The Bengals clearly don't trust Ryan Finley: The fourth-round rookie attempted just 30 passes in a 49-13 loss to the Ravens last week. The potential for Bernard to join A.J. Green (ankle) on the sideline sets up Mixon to work as the offense's complete focal point in Week 11 against the Raiders.
There's a low floor for everyone involved in the league's 29th-ranked scoring offense, but volume remains king in fantasy football. Treat Mixon as a low-end RB2 against the Raiders' pass-funnel defense. Perine will likely work as the offense's clear-cut No. 2 RB if Bernard is ultimately sidelined.
- RB1: Nick Chubb (74% snap rate, 23.3 opportunities per game)
- RB2: Kareem Hunt (54%, 13 in season debut)
- RB3: Dontrell Hilliard (19%, 3.4)
- RB4: D'Ernest Johnson (7%, 1.2)
Notes: The Browns featured the following snap and touch distributions with Hunt making his season debut in Week 10:
- Chubb: 81% snaps, 20 carries, 4 targets
- Hunt: 54% snaps, 4 carries, 9 targets
- Hilliard: 11% snaps, 0 carries, 0 targets
- Johnson: 1% snaps, 0 carries, 0 targets
Note that the Browns managed to get Chubb and Hunt on the field at the same time for plenty of plays. Overall, Hunt played a career-high 14 snaps in the slot or out wide. He never surpassed even 10-such snaps in a game during his time with the Chiefs.
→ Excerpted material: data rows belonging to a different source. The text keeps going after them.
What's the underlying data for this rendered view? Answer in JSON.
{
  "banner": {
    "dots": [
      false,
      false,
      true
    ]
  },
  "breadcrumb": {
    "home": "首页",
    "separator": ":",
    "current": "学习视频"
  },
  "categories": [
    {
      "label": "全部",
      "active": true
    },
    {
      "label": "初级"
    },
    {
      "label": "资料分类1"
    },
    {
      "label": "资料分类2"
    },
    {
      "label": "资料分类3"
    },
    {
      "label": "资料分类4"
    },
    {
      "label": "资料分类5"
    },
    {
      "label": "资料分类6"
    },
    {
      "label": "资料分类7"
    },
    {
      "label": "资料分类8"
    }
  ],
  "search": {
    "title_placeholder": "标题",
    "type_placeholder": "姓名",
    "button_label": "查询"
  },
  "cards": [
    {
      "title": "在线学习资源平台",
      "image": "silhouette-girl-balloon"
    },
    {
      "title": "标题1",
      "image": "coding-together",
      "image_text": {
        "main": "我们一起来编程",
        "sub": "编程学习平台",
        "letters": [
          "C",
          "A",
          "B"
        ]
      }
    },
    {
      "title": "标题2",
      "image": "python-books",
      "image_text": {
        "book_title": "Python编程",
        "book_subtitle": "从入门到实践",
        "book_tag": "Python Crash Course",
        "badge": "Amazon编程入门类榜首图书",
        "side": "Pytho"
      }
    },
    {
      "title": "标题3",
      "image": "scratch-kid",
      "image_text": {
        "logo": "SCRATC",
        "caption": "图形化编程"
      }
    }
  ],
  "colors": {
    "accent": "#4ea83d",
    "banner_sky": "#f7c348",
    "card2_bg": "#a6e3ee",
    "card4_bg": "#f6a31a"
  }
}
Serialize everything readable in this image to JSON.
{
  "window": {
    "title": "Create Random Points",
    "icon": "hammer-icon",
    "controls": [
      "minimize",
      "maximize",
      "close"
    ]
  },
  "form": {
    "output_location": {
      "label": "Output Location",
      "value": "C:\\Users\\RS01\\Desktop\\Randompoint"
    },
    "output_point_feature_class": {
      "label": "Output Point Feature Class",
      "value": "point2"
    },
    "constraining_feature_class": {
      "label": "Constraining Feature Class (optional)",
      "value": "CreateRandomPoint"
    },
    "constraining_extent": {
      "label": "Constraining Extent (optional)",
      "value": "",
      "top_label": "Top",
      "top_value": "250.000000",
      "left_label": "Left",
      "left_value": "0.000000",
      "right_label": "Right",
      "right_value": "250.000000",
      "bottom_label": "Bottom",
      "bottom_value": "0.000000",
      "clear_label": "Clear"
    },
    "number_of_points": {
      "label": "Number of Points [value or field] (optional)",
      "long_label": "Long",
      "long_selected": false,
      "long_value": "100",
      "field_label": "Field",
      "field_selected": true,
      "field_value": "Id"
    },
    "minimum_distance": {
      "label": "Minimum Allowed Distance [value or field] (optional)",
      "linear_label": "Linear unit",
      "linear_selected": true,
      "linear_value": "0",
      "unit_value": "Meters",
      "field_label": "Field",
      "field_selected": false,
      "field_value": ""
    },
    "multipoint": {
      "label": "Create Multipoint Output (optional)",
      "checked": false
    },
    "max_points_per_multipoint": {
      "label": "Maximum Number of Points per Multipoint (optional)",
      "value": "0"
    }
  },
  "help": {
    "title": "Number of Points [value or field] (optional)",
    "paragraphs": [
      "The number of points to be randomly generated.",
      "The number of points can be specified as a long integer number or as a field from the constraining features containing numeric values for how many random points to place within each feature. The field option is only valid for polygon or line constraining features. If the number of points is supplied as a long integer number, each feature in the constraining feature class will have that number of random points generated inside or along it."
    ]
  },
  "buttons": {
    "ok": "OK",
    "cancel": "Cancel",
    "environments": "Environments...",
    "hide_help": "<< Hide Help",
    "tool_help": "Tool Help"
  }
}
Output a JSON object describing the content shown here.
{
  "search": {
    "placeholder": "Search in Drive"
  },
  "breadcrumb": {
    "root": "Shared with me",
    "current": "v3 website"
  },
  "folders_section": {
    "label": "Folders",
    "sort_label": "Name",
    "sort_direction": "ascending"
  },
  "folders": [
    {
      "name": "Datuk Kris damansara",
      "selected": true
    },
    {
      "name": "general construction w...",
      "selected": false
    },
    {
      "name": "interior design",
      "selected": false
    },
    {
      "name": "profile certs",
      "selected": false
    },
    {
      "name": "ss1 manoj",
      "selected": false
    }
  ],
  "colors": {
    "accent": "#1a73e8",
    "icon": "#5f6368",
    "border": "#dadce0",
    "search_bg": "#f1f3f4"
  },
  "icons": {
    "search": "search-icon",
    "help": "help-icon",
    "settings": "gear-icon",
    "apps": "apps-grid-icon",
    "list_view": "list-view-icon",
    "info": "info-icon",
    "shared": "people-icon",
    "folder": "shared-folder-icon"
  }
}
Chubb has at least 20 touches in all but one game and has been the best player on the Browns Offense this season. Hunt led the league in broken tackles in 2017 and was on pace to do so again in 2018 (PFF). Both are more than worthy of full-time roles in any offense, and it tentatively appears like coach Freddie Kitchens plans on attempting to make this a reality in Cleveland. Continue to fire up Chubb as an every-week RB1, while Hunt can be treated as an upside RB3 with this type of pass-game work.